The decision to dissolve the force was made as the landscape of U.S. geopolitical priorities shifts away from countering insurgencies in the Middle East and towards staying ahead of near-peer powers Russia and China. The army noted this shift in its announcement, conveying its goal of turning attention to great power competition and focusing on large scale multi-domain operations (MDO). These new priorities are embodied in the Army Futures Command (AFC), which became fully operational in July 2019 as the fourth army command. Its structure of cross functional teams is “all necessary to drive the MDO concept,” meaning they work across air, sea, land, space, and cyber to maintain competitive advantage over adversaries.
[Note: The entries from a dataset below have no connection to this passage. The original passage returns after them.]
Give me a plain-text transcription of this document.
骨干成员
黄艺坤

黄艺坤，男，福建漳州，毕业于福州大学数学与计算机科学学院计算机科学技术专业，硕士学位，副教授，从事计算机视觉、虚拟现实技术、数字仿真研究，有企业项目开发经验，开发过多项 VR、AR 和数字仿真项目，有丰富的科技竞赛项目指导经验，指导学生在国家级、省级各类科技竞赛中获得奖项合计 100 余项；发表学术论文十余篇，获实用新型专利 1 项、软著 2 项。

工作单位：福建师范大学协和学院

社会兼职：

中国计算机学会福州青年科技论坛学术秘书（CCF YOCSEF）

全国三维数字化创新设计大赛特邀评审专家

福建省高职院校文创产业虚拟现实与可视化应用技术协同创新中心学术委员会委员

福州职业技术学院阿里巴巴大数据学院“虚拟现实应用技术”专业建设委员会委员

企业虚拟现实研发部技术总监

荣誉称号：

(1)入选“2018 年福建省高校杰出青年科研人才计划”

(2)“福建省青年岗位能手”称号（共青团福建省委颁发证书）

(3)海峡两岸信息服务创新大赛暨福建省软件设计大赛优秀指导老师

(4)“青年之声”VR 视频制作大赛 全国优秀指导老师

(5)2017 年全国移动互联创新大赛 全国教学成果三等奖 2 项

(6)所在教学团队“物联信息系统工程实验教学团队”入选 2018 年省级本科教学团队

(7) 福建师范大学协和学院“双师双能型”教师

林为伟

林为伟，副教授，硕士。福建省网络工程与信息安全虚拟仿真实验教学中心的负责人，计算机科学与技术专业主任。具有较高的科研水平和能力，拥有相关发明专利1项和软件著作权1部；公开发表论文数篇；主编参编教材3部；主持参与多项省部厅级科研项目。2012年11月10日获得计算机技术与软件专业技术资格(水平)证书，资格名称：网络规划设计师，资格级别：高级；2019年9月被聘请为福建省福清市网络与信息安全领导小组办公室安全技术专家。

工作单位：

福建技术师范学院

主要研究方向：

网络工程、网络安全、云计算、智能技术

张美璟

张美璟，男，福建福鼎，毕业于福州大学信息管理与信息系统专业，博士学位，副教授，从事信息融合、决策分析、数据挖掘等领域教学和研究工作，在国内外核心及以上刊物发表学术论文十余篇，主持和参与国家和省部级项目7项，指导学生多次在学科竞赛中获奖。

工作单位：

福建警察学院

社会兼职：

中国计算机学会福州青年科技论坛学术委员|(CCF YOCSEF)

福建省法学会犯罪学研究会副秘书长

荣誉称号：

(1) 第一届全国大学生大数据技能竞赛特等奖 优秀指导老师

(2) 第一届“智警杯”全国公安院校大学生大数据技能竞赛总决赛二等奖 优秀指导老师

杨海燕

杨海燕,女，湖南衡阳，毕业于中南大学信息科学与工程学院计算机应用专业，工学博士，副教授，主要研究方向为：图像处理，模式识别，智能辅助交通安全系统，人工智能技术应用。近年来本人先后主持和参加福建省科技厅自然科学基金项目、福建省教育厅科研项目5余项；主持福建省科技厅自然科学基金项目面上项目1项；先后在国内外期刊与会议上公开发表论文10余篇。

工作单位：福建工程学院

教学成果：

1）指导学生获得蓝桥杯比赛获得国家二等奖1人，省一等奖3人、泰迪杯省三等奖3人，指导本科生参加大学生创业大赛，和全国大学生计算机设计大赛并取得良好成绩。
However, while the scope, size and geographic focus differ, the REF and AFC both emphasize an agile acquisition process to boost efficiency in delivering technologies to the operational army. The AFC was upheld as the “single largest development in the effort to speed acquisition” from an organizational standpoint, in an Army 2020 article.
Some members of the defense community have voiced concern for deactivating the REF, arguing its mission set out in 2002 is still important today. As a Defense One article acknowledges, there are still troops in Iraq and Afghanistan, and the lack of an outlined plan for replacing the REF leaves open questions regarding specific support of these units abroad.
Questions remain as to where REF resources and personnel will be moved — we await details from the Army.